GOJRA, Pakistan – The blistered black walls of the Hameed family's bedroom tell of an unspeakable crime.  Seven family members died here on Saturday, six of them burned to death by a mob that had broken into their house and shot the grandfather dead, just because they were Christian.

The family had huddled in the bedroom talking in whispers with their backs pressed against the door, as the mob taunted them.

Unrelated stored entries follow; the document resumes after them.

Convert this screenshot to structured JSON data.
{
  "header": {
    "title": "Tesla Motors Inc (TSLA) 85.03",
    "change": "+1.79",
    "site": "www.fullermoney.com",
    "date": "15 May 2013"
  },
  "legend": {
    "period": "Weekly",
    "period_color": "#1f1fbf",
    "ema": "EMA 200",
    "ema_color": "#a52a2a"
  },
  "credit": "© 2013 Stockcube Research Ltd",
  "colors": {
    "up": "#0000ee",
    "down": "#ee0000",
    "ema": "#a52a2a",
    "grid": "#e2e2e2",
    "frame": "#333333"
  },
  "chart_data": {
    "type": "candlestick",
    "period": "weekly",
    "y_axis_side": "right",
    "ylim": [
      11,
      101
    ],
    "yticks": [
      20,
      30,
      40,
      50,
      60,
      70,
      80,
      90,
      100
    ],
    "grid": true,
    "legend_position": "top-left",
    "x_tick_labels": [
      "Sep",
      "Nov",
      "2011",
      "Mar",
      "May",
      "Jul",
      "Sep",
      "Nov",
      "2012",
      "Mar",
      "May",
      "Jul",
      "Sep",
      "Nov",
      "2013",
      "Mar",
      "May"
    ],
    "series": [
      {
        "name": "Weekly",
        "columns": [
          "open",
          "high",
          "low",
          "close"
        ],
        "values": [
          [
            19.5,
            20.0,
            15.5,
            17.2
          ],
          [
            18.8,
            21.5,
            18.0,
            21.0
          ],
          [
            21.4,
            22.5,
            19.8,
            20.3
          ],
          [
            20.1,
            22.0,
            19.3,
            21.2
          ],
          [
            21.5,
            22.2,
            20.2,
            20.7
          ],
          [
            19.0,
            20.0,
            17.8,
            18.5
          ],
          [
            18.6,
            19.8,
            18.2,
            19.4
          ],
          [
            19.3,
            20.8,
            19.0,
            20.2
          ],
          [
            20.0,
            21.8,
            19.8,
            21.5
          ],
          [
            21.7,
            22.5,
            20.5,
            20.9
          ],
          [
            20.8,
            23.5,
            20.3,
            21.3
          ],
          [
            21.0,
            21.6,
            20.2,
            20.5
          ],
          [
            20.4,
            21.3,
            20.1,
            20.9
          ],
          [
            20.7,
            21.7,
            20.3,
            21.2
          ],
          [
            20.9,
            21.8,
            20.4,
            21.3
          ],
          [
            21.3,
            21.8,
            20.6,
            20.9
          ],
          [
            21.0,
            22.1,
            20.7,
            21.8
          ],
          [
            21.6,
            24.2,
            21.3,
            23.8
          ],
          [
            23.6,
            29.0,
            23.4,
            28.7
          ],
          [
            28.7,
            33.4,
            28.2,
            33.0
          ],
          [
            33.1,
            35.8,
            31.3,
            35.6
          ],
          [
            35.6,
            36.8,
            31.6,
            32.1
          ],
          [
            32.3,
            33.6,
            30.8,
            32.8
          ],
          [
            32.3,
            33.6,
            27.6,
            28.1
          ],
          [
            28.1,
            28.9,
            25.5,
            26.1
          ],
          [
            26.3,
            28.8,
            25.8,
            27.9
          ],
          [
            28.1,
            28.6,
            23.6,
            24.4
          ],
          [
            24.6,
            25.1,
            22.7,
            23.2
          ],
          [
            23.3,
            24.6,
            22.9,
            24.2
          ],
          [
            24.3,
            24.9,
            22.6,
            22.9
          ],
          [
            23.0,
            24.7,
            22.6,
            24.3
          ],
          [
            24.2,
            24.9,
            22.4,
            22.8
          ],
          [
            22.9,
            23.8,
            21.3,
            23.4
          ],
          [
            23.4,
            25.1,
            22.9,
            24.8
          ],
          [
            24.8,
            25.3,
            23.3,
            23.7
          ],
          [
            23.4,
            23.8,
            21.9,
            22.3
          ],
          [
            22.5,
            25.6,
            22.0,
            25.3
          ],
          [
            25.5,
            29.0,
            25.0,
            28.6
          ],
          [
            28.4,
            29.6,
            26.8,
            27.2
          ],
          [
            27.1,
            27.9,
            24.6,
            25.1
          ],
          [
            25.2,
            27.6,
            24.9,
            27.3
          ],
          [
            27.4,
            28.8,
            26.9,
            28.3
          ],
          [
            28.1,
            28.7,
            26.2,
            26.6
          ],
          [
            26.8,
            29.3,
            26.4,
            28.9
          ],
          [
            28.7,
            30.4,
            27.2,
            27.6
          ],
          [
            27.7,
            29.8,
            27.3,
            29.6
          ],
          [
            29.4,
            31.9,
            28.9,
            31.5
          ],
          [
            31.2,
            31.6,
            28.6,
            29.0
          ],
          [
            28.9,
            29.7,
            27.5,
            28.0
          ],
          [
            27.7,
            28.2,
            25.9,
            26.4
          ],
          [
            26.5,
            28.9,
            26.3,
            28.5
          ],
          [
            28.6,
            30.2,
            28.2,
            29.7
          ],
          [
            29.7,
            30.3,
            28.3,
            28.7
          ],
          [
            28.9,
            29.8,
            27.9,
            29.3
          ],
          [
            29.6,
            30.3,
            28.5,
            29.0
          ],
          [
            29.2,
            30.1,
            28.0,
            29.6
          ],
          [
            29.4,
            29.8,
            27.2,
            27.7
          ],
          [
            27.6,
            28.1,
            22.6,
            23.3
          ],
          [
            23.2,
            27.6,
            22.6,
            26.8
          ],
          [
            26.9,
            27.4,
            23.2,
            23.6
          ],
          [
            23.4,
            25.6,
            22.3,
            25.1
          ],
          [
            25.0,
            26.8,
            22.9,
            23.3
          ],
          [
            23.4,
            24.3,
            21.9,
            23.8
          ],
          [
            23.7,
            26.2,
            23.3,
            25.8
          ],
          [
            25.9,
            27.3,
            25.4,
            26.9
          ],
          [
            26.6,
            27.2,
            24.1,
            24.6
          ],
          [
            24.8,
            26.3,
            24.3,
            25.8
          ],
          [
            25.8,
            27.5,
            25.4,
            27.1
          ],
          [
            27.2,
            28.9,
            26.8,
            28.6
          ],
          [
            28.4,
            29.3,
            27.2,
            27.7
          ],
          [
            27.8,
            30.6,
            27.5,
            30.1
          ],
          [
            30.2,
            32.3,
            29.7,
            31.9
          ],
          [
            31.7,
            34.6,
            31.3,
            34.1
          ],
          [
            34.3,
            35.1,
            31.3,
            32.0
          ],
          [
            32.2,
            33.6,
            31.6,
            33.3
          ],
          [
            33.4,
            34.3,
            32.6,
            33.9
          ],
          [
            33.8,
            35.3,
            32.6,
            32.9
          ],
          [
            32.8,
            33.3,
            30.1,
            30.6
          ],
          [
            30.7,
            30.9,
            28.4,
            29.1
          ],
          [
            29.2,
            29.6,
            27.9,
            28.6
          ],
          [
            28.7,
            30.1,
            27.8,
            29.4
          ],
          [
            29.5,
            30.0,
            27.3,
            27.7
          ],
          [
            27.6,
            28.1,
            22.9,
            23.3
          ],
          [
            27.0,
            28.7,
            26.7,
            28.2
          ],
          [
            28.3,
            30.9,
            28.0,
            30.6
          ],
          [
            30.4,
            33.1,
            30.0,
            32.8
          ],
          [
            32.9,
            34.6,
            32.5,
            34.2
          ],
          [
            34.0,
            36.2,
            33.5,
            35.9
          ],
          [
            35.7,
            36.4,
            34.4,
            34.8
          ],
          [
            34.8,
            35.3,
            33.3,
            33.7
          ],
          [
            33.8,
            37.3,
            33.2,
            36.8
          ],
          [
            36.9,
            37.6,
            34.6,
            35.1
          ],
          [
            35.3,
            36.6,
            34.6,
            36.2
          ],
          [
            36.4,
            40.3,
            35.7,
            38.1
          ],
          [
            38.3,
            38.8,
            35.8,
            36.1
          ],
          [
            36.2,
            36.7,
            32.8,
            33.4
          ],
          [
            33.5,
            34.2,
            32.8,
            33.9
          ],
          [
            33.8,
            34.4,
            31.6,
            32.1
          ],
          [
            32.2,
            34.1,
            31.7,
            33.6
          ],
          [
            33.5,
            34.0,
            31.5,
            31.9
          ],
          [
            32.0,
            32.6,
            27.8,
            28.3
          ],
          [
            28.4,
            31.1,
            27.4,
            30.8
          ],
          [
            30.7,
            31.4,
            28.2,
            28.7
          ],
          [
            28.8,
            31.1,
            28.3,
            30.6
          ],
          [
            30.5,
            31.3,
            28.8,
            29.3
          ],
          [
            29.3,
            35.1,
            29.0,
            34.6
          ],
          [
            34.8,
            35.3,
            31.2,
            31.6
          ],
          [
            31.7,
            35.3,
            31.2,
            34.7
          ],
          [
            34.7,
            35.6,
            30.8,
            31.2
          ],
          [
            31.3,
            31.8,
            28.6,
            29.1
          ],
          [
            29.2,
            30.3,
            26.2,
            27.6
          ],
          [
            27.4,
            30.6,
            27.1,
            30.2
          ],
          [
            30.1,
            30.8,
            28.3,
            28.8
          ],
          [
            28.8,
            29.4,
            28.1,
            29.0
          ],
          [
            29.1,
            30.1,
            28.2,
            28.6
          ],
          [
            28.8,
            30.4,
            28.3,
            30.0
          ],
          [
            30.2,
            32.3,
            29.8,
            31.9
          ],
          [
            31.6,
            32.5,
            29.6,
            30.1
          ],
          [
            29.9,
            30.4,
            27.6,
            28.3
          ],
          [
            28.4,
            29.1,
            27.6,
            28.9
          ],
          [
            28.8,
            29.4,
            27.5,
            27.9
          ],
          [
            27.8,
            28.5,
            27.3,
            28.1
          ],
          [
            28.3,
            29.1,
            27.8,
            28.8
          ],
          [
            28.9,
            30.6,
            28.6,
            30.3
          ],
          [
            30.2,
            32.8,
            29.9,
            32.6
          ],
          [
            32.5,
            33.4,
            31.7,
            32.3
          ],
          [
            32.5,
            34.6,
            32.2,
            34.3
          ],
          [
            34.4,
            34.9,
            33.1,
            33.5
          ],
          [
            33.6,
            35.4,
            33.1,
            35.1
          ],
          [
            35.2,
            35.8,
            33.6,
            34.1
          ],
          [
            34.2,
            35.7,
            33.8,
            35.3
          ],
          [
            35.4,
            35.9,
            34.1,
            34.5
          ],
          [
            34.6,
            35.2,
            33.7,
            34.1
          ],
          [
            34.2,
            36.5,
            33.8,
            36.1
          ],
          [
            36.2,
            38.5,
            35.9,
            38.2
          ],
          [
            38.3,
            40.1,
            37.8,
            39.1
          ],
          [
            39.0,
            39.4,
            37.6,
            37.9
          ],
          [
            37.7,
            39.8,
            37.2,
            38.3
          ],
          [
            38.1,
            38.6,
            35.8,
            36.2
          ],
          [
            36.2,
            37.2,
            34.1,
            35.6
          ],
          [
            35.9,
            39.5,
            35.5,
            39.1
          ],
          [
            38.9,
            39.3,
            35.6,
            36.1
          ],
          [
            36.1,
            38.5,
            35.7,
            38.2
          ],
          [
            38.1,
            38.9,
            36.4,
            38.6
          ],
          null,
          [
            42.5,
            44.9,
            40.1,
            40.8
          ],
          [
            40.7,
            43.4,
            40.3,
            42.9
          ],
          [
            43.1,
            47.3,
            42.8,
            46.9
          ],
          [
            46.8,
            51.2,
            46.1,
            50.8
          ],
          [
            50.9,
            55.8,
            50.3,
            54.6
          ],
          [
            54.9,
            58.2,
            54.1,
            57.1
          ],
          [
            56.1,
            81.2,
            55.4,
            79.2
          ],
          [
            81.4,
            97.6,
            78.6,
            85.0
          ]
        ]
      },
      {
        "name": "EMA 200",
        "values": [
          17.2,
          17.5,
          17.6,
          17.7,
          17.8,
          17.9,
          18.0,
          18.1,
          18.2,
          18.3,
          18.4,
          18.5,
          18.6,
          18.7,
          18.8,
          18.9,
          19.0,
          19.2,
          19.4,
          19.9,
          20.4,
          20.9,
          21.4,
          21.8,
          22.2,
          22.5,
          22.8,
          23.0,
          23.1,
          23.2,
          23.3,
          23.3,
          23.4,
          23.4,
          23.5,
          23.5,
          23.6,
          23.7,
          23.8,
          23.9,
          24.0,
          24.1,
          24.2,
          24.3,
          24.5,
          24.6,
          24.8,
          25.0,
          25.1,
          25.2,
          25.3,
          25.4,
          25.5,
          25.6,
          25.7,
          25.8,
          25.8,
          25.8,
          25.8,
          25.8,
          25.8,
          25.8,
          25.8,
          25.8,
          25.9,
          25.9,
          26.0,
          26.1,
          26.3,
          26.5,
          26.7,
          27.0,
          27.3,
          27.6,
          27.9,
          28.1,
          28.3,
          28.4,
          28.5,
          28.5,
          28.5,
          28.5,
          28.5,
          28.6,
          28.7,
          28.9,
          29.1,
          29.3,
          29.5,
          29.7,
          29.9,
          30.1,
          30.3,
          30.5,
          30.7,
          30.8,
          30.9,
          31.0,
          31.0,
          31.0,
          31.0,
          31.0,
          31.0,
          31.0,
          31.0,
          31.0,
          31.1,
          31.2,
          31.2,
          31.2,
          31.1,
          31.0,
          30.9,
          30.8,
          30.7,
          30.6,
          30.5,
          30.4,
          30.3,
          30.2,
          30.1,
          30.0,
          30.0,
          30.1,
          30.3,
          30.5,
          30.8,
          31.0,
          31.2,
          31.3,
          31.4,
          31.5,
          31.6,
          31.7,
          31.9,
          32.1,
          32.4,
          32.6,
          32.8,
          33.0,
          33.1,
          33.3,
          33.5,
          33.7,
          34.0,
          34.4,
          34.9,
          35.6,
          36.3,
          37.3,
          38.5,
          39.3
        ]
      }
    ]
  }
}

"They said, 'If you come out, we'll kill you,'" said Ikhlaq Hameed, 22, who escaped.  Among the dead were two children, Musa, 6, and Umaya, 13. . . .

More than 100 Christian houses were burned and looted on Saturday in a rampage that lasted about eight hours by a crowd the authorities estimated as large as 20,000 strong.  In addition to the seven members of the Hameed family who were killed, about 20 people were wounded. . . .

Christians, who make up less than 5 percent of the entire ppopulation, are often treated as second-classs citizens in Pakistan, where Islam is the official religion.  Non-Muslims are constitutionally barred from becoming president or prime minister.

While some Christians rise to become government officials or run businesses, the poorest work the country's worst jobs, as toilet cleaners or street sweepers. . . .

The New York Times,  August 3, 2009, at A4.